In response to Booker, Garland said that he has no desire to spend “limited resources” trying to catch people who’ve committed nonviolent crimes, such as being caught in possession of small quantities of cannabis.

“This is a question of the prioritization of our resources and prosecutorial discretion. It does not seem to me a useful use of limited resources that we have, to be pursuing prosecutions in states that have legalized and that are regulating the use of [cannabis], either medically or otherwise. I don’t think that’s a useful use.”

However, Garland did make a point of noting that he sees the importance of preventing criminal enterprises skirting around state laws.

“So that kind of enforcement should be continued. But I don’t think it’s a good use of our resources, where states have already authorized. That only confuses people, obviously, within the state,” he added.

Judge Garland acknowledged two problems with cannabis enforcement

During his discussion, Judge Garland spoke about two types of cannabis enforcement that he feels must be addressed this year.

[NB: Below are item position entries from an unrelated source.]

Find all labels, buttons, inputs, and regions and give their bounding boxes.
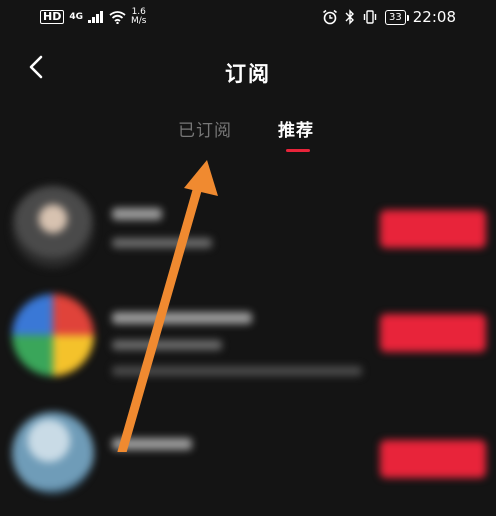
item-meta-placeholder [112, 340, 222, 350]
item-meta-placeholder [112, 238, 212, 248]
list-item[interactable] [0, 292, 496, 404]
alarm-icon [323, 9, 338, 25]
item-name-placeholder [112, 312, 252, 324]
status-bar: HD 4G 1.6 M/s 33 22:08 [0, 0, 496, 34]
network-speed-unit: M/s [131, 16, 147, 26]
tab-subscribed[interactable]: 已订阅 [178, 116, 232, 141]
signal-icon [88, 11, 103, 23]
avatar [12, 186, 94, 268]
clock: 22:08 [412, 8, 456, 26]
tab-bar: 已订阅 推荐 [0, 116, 496, 156]
wifi-icon [109, 10, 126, 24]
item-name-placeholder [112, 438, 192, 450]
item-meta-placeholder [112, 366, 362, 376]
recommendation-list [0, 180, 496, 516]
page-title: 订阅 [225, 62, 271, 86]
bluetooth-icon [345, 9, 355, 25]
active-tab-indicator [286, 149, 310, 152]
item-name-placeholder [112, 208, 162, 220]
status-bar-right: 33 22:08 [322, 8, 456, 26]
network-type: 4G [69, 12, 83, 22]
subscribe-button[interactable] [380, 314, 486, 352]
battery-icon: 33 [385, 9, 409, 25]
status-bar-left: HD 4G 1.6 M/s [40, 8, 147, 26]
tab-recommended[interactable]: 推荐 [278, 116, 314, 141]
list-item[interactable] [0, 404, 496, 516]
vibrate-icon [363, 10, 377, 24]
list-item[interactable] [0, 180, 496, 292]
hd-indicator: HD [40, 10, 65, 24]
avatar [12, 294, 94, 376]
network-speed: 1.6 M/s [131, 8, 147, 26]
avatar [12, 412, 94, 494]
subscribe-button[interactable] [380, 440, 486, 478]
subscribe-button[interactable] [380, 210, 486, 248]
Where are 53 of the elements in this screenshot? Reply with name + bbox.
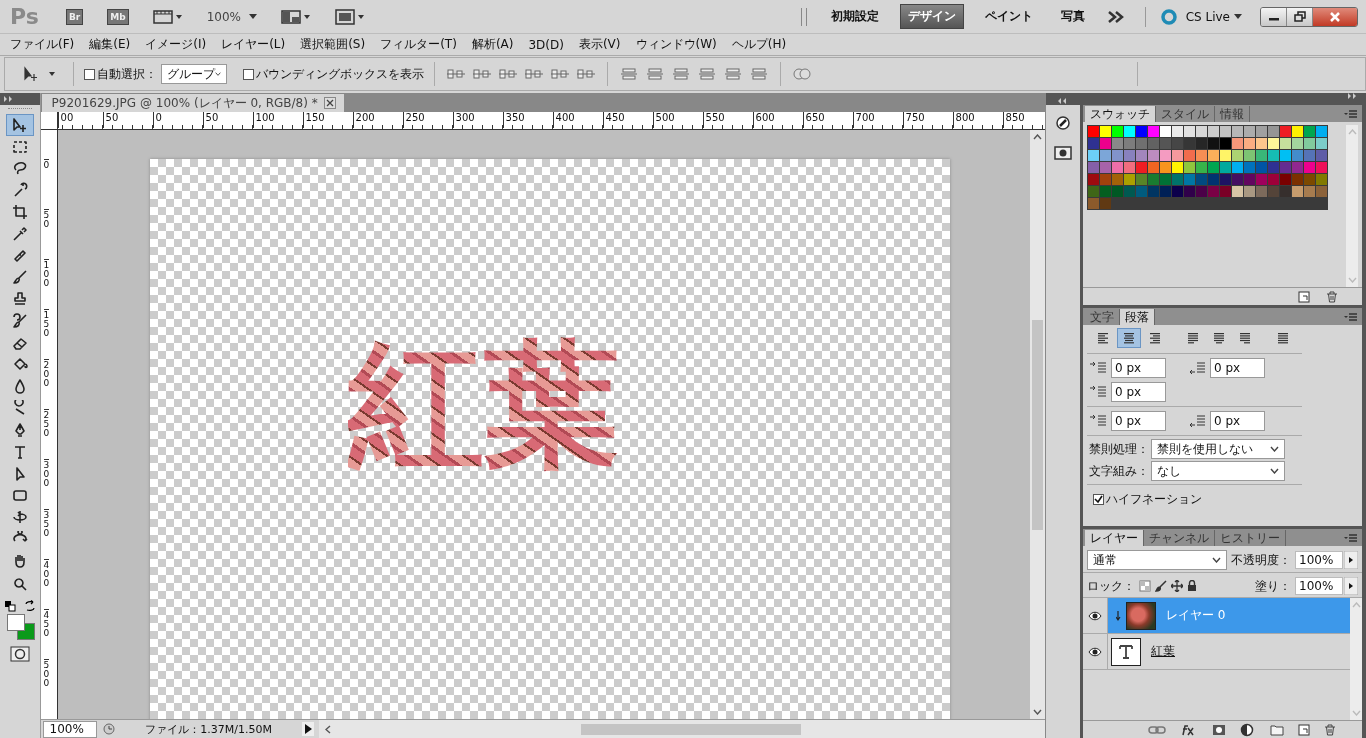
panel-tab[interactable]: ヒストリー <box>1215 530 1286 546</box>
kinsoku-label: 禁則処理： <box>1089 440 1149 458</box>
workspace-button[interactable]: ペイント <box>977 5 1040 28</box>
launch-button[interactable]: Br <box>66 8 84 25</box>
bounding-box-label: バウンディングボックスを表示 <box>256 65 424 83</box>
menu-item[interactable]: ウィンドウ(W) <box>635 36 717 53</box>
kinsoku-dropdown[interactable]: 禁則を使用しない <box>1151 439 1285 459</box>
file-size-info: ファイル：1.37M/1.50M <box>144 721 273 737</box>
auto-select-dropdown[interactable]: グループ <box>161 64 227 84</box>
indent-field[interactable]: 0 px <box>1210 358 1265 378</box>
menu-item[interactable]: 3D(D) <box>528 37 564 52</box>
launch-button[interactable]: Mb <box>107 8 129 25</box>
panel-tab[interactable]: 情報 <box>1215 106 1250 122</box>
opacity-field[interactable]: 100% <box>1295 551 1343 569</box>
indent-field[interactable]: 0 px <box>1111 411 1166 431</box>
panel-tab[interactable]: スタイル <box>1156 106 1215 122</box>
indent-field[interactable]: 0 px <box>1111 358 1166 378</box>
menu-item[interactable]: イメージ(I) <box>145 36 207 53</box>
layer-name: レイヤー 0 <box>1166 607 1226 624</box>
mojikumi-label: 文字組み： <box>1089 462 1149 480</box>
fill-label: 塗り： <box>1255 577 1291 595</box>
lock-label: ロック： <box>1087 577 1135 595</box>
layer-name: 紅葉 <box>1151 643 1175 660</box>
indent-field[interactable]: 0 px <box>1210 411 1265 431</box>
panel-tab[interactable]: レイヤー <box>1085 530 1144 546</box>
menu-item[interactable]: 解析(A) <box>471 36 514 53</box>
opacity-label: 不透明度： <box>1231 551 1291 569</box>
blend-mode-dropdown[interactable]: 通常 <box>1087 550 1227 570</box>
horizontal-ruler: 00 50 0 50 100 150 200 250 300 350 400 450 500 550 600 650 700 750 800 850 <box>57 112 1046 129</box>
menu-item[interactable]: 表示(V) <box>578 36 621 53</box>
menu-item[interactable]: 選択範囲(S) <box>300 36 366 53</box>
menu-item[interactable]: 編集(E) <box>89 36 131 53</box>
hyphenation-label: ハイフネーション <box>1106 491 1202 508</box>
panel-tab[interactable]: 段落 <box>1120 309 1155 325</box>
menu-item[interactable]: フィルター(T) <box>380 36 457 53</box>
zoom-dropdown[interactable]: 100% <box>206 9 258 24</box>
panel-tab[interactable]: スウォッチ <box>1085 106 1156 122</box>
zoom-field[interactable]: 100% <box>42 720 97 738</box>
indent-field[interactable]: 0 px <box>1111 382 1166 402</box>
mojikumi-dropdown[interactable]: なし <box>1151 461 1285 481</box>
panel-tab[interactable]: チャンネル <box>1144 530 1215 546</box>
auto-select-label: 自動選択： <box>97 65 157 83</box>
workspace-button[interactable]: 初期設定 <box>823 5 886 28</box>
menu-item[interactable]: レイヤー(L) <box>221 36 286 53</box>
menu-item[interactable]: ヘルプ(H) <box>731 36 787 53</box>
cs-live-menu[interactable]: CS Live <box>1185 9 1242 24</box>
workspace-button[interactable]: 写真 <box>1053 5 1092 28</box>
fill-field[interactable]: 100% <box>1295 577 1343 595</box>
workspace-button[interactable]: デザイン <box>899 4 964 29</box>
menu-item[interactable]: ファイル(F) <box>10 36 75 53</box>
app-logo: Ps <box>10 4 40 29</box>
layer-row[interactable]: 紅葉 <box>1083 634 1350 670</box>
document-tab[interactable]: P9201629.JPG @ 100% (レイヤー 0, RGB/8) * <box>41 94 344 112</box>
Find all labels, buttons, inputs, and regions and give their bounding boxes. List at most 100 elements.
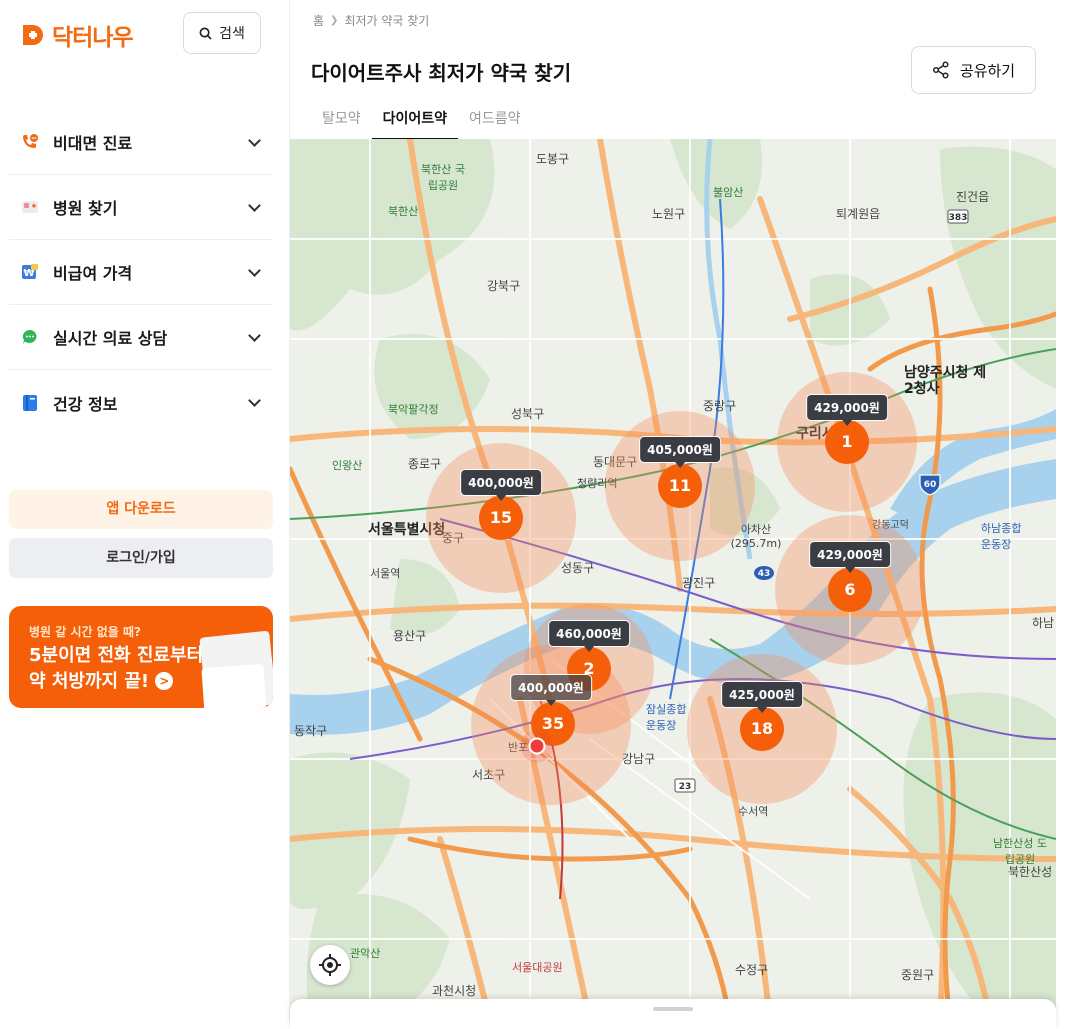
sidebar: 닥터나우 검색 비대면 진료 병원 찾기 ₩ 비급여 가격 실시간 의료 상담 …	[0, 0, 282, 1021]
promo-headline: 5분이면 전화 진료부터 약 처방까지 끝! >	[29, 643, 229, 695]
promo-banner[interactable]: 병원 갈 시간 없을 때? 5분이면 전화 진료부터 약 처방까지 끝! >	[9, 606, 273, 708]
price-tag[interactable]: 400,000원	[460, 469, 542, 501]
place-label: 강남구	[622, 752, 656, 766]
place-label: 인왕산	[332, 459, 363, 472]
place-label: 남양주시청 제2청사	[904, 365, 987, 397]
place-label: 수정구	[735, 963, 769, 977]
pharmacy-cluster[interactable]: 15	[479, 496, 523, 540]
breadcrumb-current: 최저가 약국 찾기	[344, 14, 430, 28]
chevron-down-icon	[248, 264, 261, 277]
phone-chat-icon	[23, 134, 38, 148]
place-label: 성동구	[561, 561, 595, 575]
sidebar-menu: 비대면 진료 병원 찾기 ₩ 비급여 가격 실시간 의료 상담 건강 정보	[9, 110, 273, 435]
chevron-down-icon	[248, 329, 261, 342]
place-label: 북한산	[388, 205, 419, 218]
place-label: 진건읍	[956, 190, 990, 204]
sidebar-item-label: 비급여 가격	[53, 264, 133, 283]
place-label: 서울역	[370, 567, 401, 580]
place-label: 동작구	[294, 724, 328, 738]
search-icon	[199, 27, 212, 40]
svg-text:60: 60	[924, 480, 937, 490]
pharmacy-cluster[interactable]: 6	[828, 568, 872, 612]
current-location-marker	[528, 737, 546, 755]
sidebar-item-label: 건강 정보	[53, 394, 118, 414]
my-location-button[interactable]	[310, 945, 350, 985]
price-tag[interactable]: 425,000원	[721, 681, 803, 713]
share-icon	[932, 61, 949, 79]
search-button[interactable]: 검색	[183, 12, 261, 54]
price-tag[interactable]: 429,000원	[809, 541, 891, 573]
place-label: 관악산	[350, 947, 381, 960]
page-title: 다이어트주사 최저가 약국 찾기	[311, 61, 572, 85]
pharmacy-cluster[interactable]: 1	[825, 420, 869, 464]
crosshair-icon	[319, 954, 341, 976]
tab-diet[interactable]: 다이어트약	[371, 100, 459, 140]
sidebar-item-price[interactable]: ₩ 비급여 가격	[9, 240, 273, 305]
place-label: 성북구	[511, 407, 545, 421]
hospital-map-icon	[22, 201, 38, 213]
promo-line1: 5분이면 전화 진료부터	[29, 645, 204, 666]
drag-handle[interactable]	[653, 1007, 693, 1011]
app-download-button[interactable]: 앱 다운로드	[9, 490, 273, 529]
price-tag[interactable]: 400,000원	[510, 674, 592, 706]
place-label: 용산구	[393, 629, 427, 643]
place-label: 수서역	[738, 805, 769, 818]
breadcrumb: 홈 ❯ 최저가 약국 찾기	[313, 12, 429, 29]
price-tag[interactable]: 429,000원	[806, 394, 888, 426]
place-label: 불암산	[713, 186, 744, 199]
pharmacy-map[interactable]: 383 60 43 23 도봉구 노원구 강북구 성북구 종로구 중구 서울특별…	[290, 139, 1056, 1021]
promo-line2: 약 처방까지 끝!	[29, 671, 150, 692]
logo-mark-icon	[23, 25, 43, 45]
place-label: 과천시청	[432, 984, 477, 998]
book-icon	[23, 394, 37, 411]
sidebar-item-label: 비대면 진료	[53, 134, 133, 153]
place-label: 중랑구	[703, 399, 737, 413]
sidebar-item-hospital[interactable]: 병원 찾기	[9, 175, 273, 240]
pharmacy-cluster[interactable]: 11	[658, 464, 702, 508]
tab-acne[interactable]: 여드름약	[458, 100, 532, 140]
login-button[interactable]: 로그인/가입	[9, 538, 273, 578]
chevron-right-icon: ❯	[330, 15, 339, 26]
price-tag[interactable]: 405,000원	[639, 436, 721, 468]
place-label: 퇴계원읍	[836, 207, 881, 221]
svg-text:43: 43	[758, 569, 771, 579]
brand-logo[interactable]: 닥터나우	[20, 18, 134, 52]
place-label: 하남	[1032, 616, 1055, 630]
place-label: 하남종합 운동장	[981, 522, 1022, 551]
share-button-label: 공유하기	[959, 61, 1016, 80]
sidebar-item-telemedicine[interactable]: 비대면 진료	[9, 110, 273, 175]
share-button[interactable]: 공유하기	[911, 46, 1036, 94]
price-tag-icon: ₩	[22, 264, 38, 279]
place-label: 도봉구	[536, 152, 570, 166]
sidebar-item-consult[interactable]: 실시간 의료 상담	[9, 305, 273, 370]
place-label: 서울대공원	[512, 961, 563, 974]
chevron-down-icon	[248, 199, 261, 212]
sidebar-item-label: 실시간 의료 상담	[53, 329, 168, 348]
map-base-layer: 383 60 43 23	[290, 139, 1056, 1021]
place-label: 북악팔각정	[388, 403, 439, 416]
tab-hair-loss[interactable]: 탈모약	[311, 100, 372, 140]
arrow-right-icon: >	[155, 672, 174, 690]
pharmacy-cluster[interactable]: 18	[740, 707, 784, 751]
chat-bubble-icon	[22, 329, 37, 344]
tab-bar: 탈모약 다이어트약 여드름약	[311, 100, 532, 140]
bottom-sheet[interactable]	[290, 999, 1056, 1029]
place-label: 광진구	[682, 576, 716, 590]
breadcrumb-home[interactable]: 홈	[313, 12, 324, 29]
sidebar-item-health-info[interactable]: 건강 정보	[9, 370, 273, 435]
place-label: 중원구	[901, 968, 935, 982]
svg-text:23: 23	[679, 782, 692, 792]
place-label: 북한산 국립공원	[421, 163, 465, 192]
sidebar-item-label: 병원 찾기	[53, 199, 118, 218]
svg-text:383: 383	[949, 213, 968, 223]
search-button-label: 검색	[219, 26, 245, 42]
place-label: 북한산성	[1008, 865, 1053, 879]
chevron-down-icon	[248, 394, 261, 407]
price-tag[interactable]: 460,000원	[548, 620, 630, 652]
place-label: 노원구	[652, 207, 686, 221]
promo-subtitle: 병원 갈 시간 없을 때?	[29, 625, 141, 639]
chevron-down-icon	[248, 134, 261, 147]
place-label: 종로구	[408, 457, 442, 471]
place-label: 강북구	[487, 279, 521, 293]
brand-name: 닥터나우	[52, 25, 134, 51]
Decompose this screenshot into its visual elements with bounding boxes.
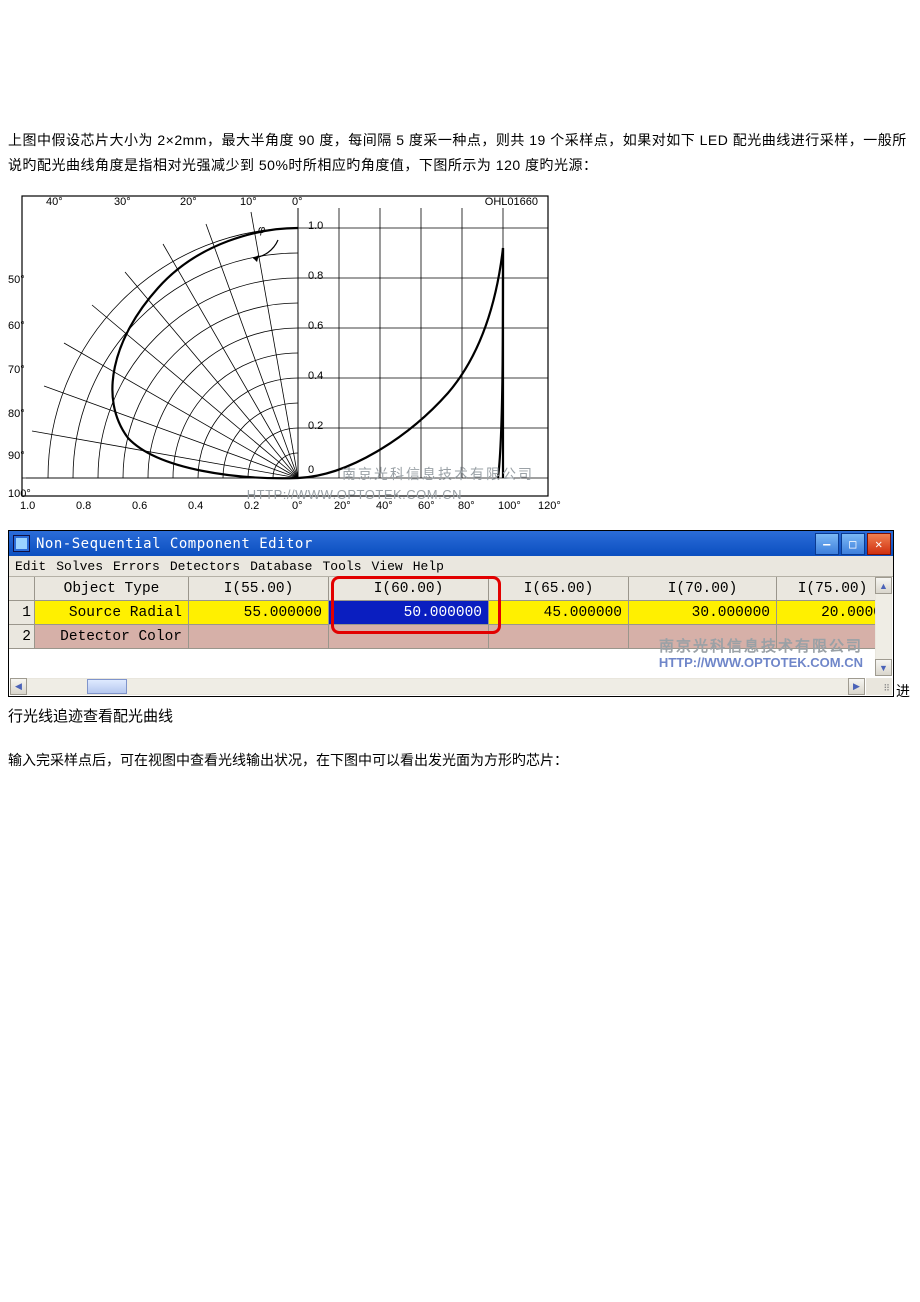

Firstly, he expressed his disinterest in using federal law enforcement resources for non-violent, low-level cannabis enforcement; something that he says is not an effective way of using time.

Garland went on to say that cannabis law enforcement unfairly targets communities of color. As a direct effect of this, he believes that those affected have had their quality of life and economic outlook undeniably tarnished.

At an earlier point of the hearing, Garland announced that he is “deeply aware” of the social justice movement that has swept across the U.S. In regards to minorities and how they often have the finger pointed at them much more than whites for similar crimes, Garland boldly used cannabis as an example.

“Here’s a nonviolent crime, with respect to usage, that does not require us to incarcerate people, that we’re incarcerating at different rates, significantly different rates, of different communities. And that is wrong.”

Georgia Democrat Sen. Jon Ossoff spurred on another round of responses from Garland as the hearing progressed. When questioned by Ossoff about how the prospective AG plans to handle systemic racism, he said there are “a lot of things” the DOJ can do to make a change.

“One important way, I think, is to focus on the crimes that really matter,” Garland concluded.